A major reason the American economy has prospered is that traditionally it has been easy to start a new business, and new businesses account for much of the innovation and job growth in the American economy. Inventors, from Thomas Edison (who started GE, among other companies) to the modern‐day whizzes behind Apple, Google and all the rest, have relied on their ability to get “angel” investors to begin their companies. An angel investor is one who is willing to invest in a new and untried business with the hope of a very large return.
It is well known that there is a very high rate of failure among new businesses. For instance, more than 90 percent of all new restaurants fail within three years — but many of the ones that don’t fail become very profitable. For every new Apple, there are hundreds of failures. In the name of “investor protection,” the Securities and Exchange Commission (SEC) makes it almost mandatory that entrepreneurs approach only “accredited investors” when seeking investment capital. Currently, an accredited investor is a person who has a net worth of $1 million or an income of $200,000 per year. The SEC will argue that such a rule protects “widows and orphans” from unscrupulous promoters. This is the same SEC that failed to see the Madoff Ponzi scheme when it was dumped in its lap.
In fact, the rule makes little sense and strongly discriminates against knowledgeable people who are not yet wealthy but are quite capable of making good investment decisions while doing nothing to protect the medical doctor or professional basketball player who easily might meet the definition of an accredited investor but knows little about the risks of new ventures. Under the current rule, a young finance professor at a good university business school who makes $120,000 a year and has a net worth of just $500,000 would not be considered competent to invest in a promising new high‐tech start‐up, while a successful country‐and‐Western singer with an eighth‐grade education and no experience in or knowledge of business or finance would be considered competent. The proposed rule in the financial reform bill will make this absurdity and loss of financial freedom far worse.
What right do the financial fascists in Washington, who created the world’s biggest financial Ponzi schemes (i.e., Social Security and Medicare) and the largest unsustainable debt in history, have to tell more than 99 percent of the rest of us what we can and cannot invest in?
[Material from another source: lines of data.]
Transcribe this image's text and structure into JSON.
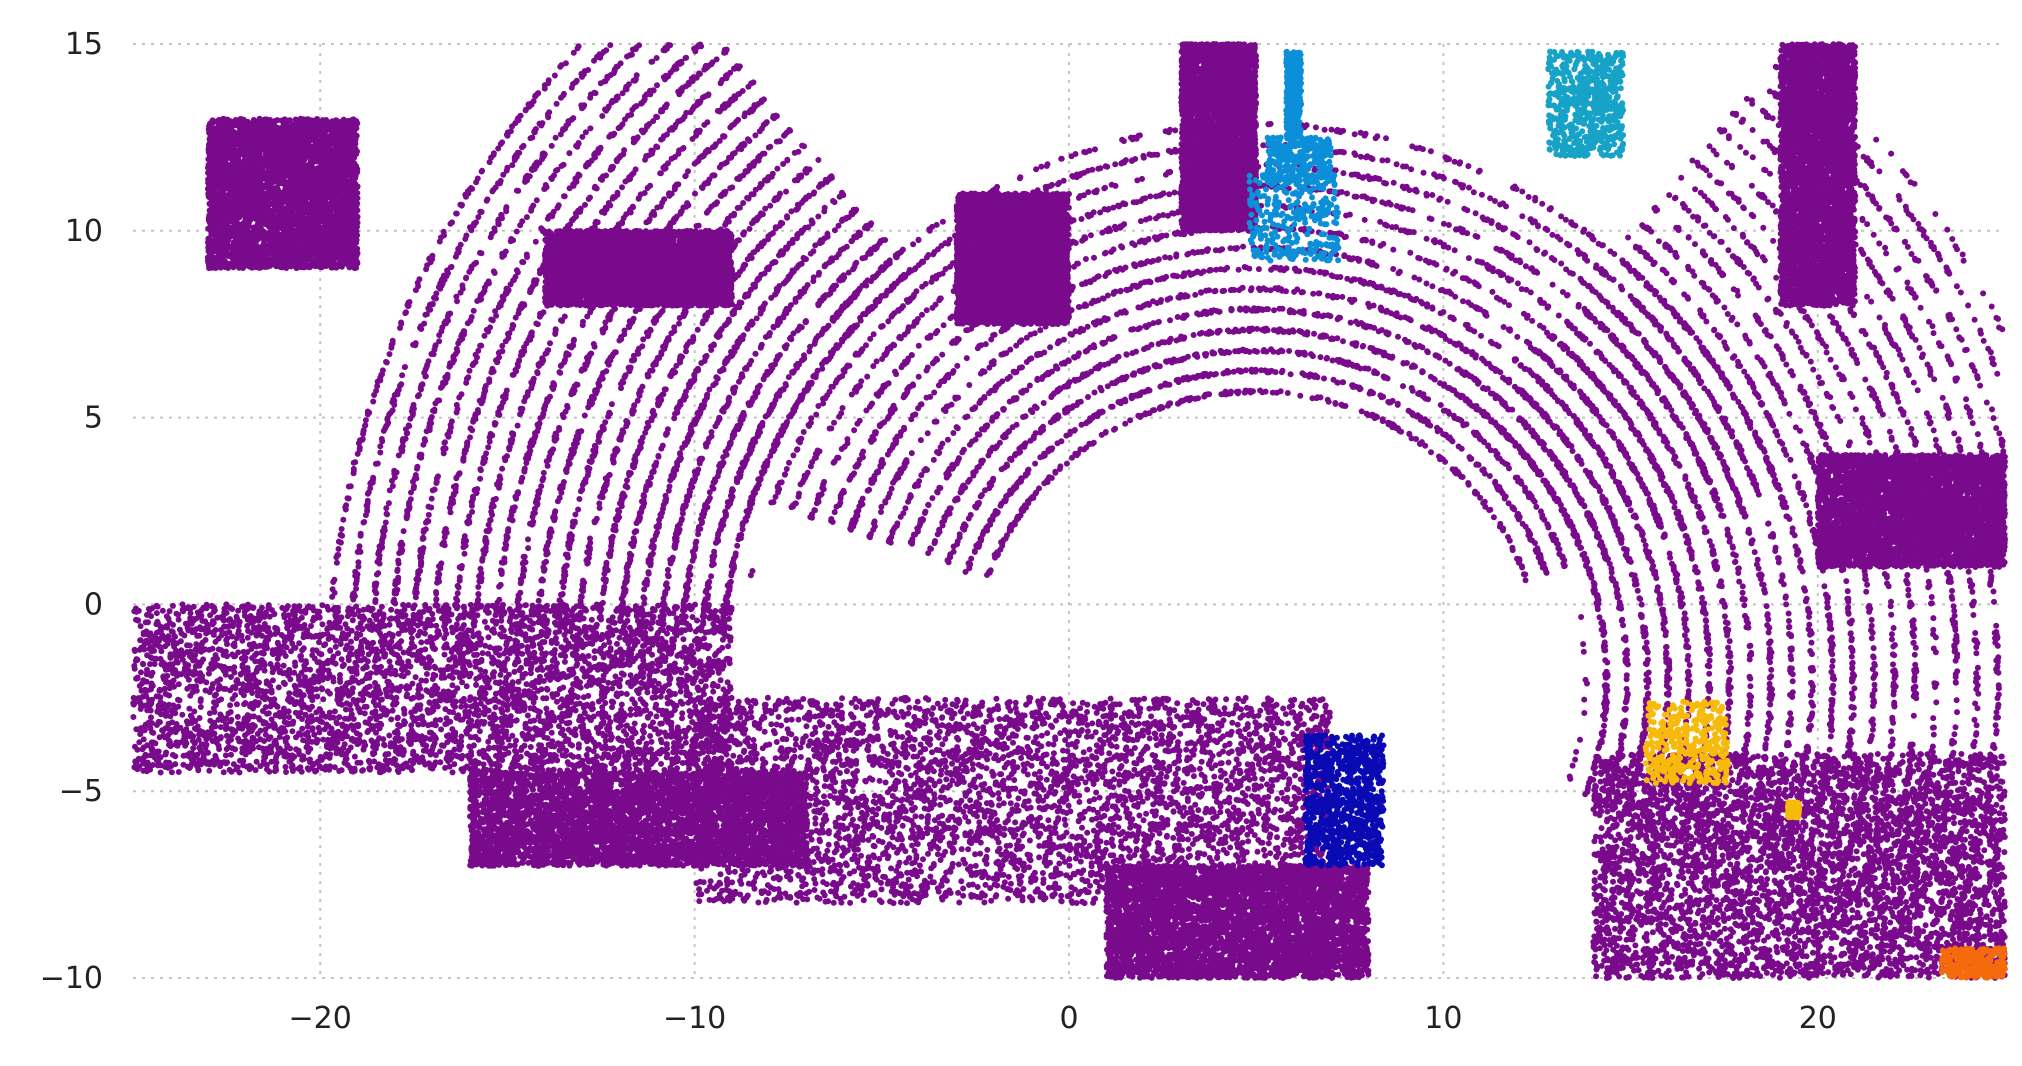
{
  "chart_data": {
    "type": "scatter",
    "title": "",
    "xlabel": "",
    "ylabel": "",
    "xlim": [
      -25,
      25
    ],
    "ylim": [
      -10,
      15
    ],
    "grid": true,
    "x_ticks": [
      {
        "value": -20,
        "label": "−20"
      },
      {
        "value": -10,
        "label": "−10"
      },
      {
        "value": 0,
        "label": "0"
      },
      {
        "value": 10,
        "label": "10"
      },
      {
        "value": 20,
        "label": "20"
      }
    ],
    "y_ticks": [
      {
        "value": 15,
        "label": "15"
      },
      {
        "value": 10,
        "label": "10"
      },
      {
        "value": 5,
        "label": "5"
      },
      {
        "value": 0,
        "label": "0"
      },
      {
        "value": -5,
        "label": "−5"
      },
      {
        "value": -10,
        "label": "−10"
      }
    ],
    "colors": {
      "background": "#7a0a8c",
      "car_front_right": "#0b8fd8",
      "car_top_right": "#17a3c7",
      "car_near_ego": "#0a0ab4",
      "object_right": "#f7b90a",
      "object_bottom_right": "#f56a0a"
    },
    "series": [
      {
        "key": "background",
        "approx_point_count": 60000,
        "regions": [
          {
            "shape": "annulus",
            "cx": 5,
            "cy": -2,
            "r0": 7.5,
            "r1": 15,
            "a0": 20,
            "a1": 160
          },
          {
            "shape": "annulus",
            "cx": 5,
            "cy": -2,
            "r0": 14,
            "r1": 25,
            "a0": 130,
            "a1": 175
          },
          {
            "shape": "annulus",
            "cx": 5,
            "cy": -2,
            "r0": 9,
            "r1": 22,
            "a0": -20,
            "a1": 50
          },
          {
            "shape": "rect",
            "x": [
              -25,
              -9
            ],
            "y": [
              -4.5,
              0
            ]
          },
          {
            "shape": "rect",
            "x": [
              -10,
              7
            ],
            "y": [
              -8,
              -2.5
            ]
          },
          {
            "shape": "rect",
            "x": [
              -16,
              -7
            ],
            "y": [
              -7,
              -4.5
            ]
          },
          {
            "shape": "rect",
            "x": [
              1,
              8
            ],
            "y": [
              -10,
              -7
            ]
          },
          {
            "shape": "rect",
            "x": [
              14,
              25
            ],
            "y": [
              -10,
              -4
            ]
          },
          {
            "shape": "rect",
            "x": [
              -23,
              -19
            ],
            "y": [
              9,
              13
            ]
          },
          {
            "shape": "rect",
            "x": [
              -14,
              -9
            ],
            "y": [
              8,
              10
            ]
          },
          {
            "shape": "rect",
            "x": [
              -3,
              0
            ],
            "y": [
              7.5,
              11
            ]
          },
          {
            "shape": "rect",
            "x": [
              3,
              5
            ],
            "y": [
              10,
              15
            ]
          },
          {
            "shape": "rect",
            "x": [
              19,
              21
            ],
            "y": [
              8,
              15
            ]
          },
          {
            "shape": "rect",
            "x": [
              20,
              25
            ],
            "y": [
              1,
              4
            ]
          }
        ]
      },
      {
        "key": "car_front_right",
        "approx_point_count": 900,
        "regions": [
          {
            "shape": "rect",
            "x": [
              4.8,
              7.2
            ],
            "y": [
              9.2,
              11.5
            ]
          },
          {
            "shape": "rect",
            "x": [
              5.3,
              7
            ],
            "y": [
              11.3,
              12.5
            ]
          },
          {
            "shape": "rect",
            "x": [
              5.8,
              6.2
            ],
            "y": [
              12.5,
              14.8
            ]
          }
        ]
      },
      {
        "key": "car_top_right",
        "approx_point_count": 600,
        "regions": [
          {
            "shape": "rect",
            "x": [
              12.8,
              14.8
            ],
            "y": [
              12,
              14.8
            ]
          }
        ]
      },
      {
        "key": "car_near_ego",
        "approx_point_count": 900,
        "regions": [
          {
            "shape": "rect",
            "x": [
              6.3,
              8.4
            ],
            "y": [
              -7,
              -3.5
            ]
          }
        ]
      },
      {
        "key": "object_right",
        "approx_point_count": 700,
        "regions": [
          {
            "shape": "rect",
            "x": [
              15.4,
              17.6
            ],
            "y": [
              -4.8,
              -2.6
            ]
          },
          {
            "shape": "rect",
            "x": [
              19.2,
              19.5
            ],
            "y": [
              -5.7,
              -5.3
            ]
          }
        ]
      },
      {
        "key": "object_bottom_right",
        "approx_point_count": 250,
        "regions": [
          {
            "shape": "rect",
            "x": [
              23.3,
              25
            ],
            "y": [
              -10,
              -9.2
            ]
          }
        ]
      }
    ]
  }
}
Those in the same political class are ardent proponents of state lotteries, which typically give a ticket buyer one chance in 15 million of winning, with a payout of less than 50 percent of the ticket price. If one does win and decides to take a lump sum rather than a 30‐year payout, the normal payment is one‐third of the face amount, upon which the recipient will have to pay full federal and state income tax. Given President Obama’s new tax‐increase proposals, a lottery winner in a high‐tax state such as California would be paying about 50 percent of the winnings in tax. Thus, a person who buys a $1 ticket can expect to receive only about 7.5 cents in return. If this is not financial fraud, there is no such thing as financial fraud, but because it is practiced by government, it is deemed OK even though any private party doing the same thing would go jail.
At the same time the government class is doing its best to fleece the poor and math‐challenged by promoting state lotteries, it is doing its best to prevent middle‐class Americans from investing in new businesses that might become productive. Could this possibly have anything to do with who were the big financial givers to the Obama campaign and to the campaigns of the Democratic congressional committee chairmen?
The 1,300-page financial reform bill going through the Senate will, in essence, make the biggest banks (those considered too big to fail) wards of the state — which is classic financial fascism. The Obama Treasury, not the semi‐independent Federal Reserve, will decide what these banks are allowed to invest in, in exchange for an unlimited U.S. government guarantee. Since September 2009, banks have been lending more to the government than to private industry. One does not have to be a rocket scientist to see where all this is headed.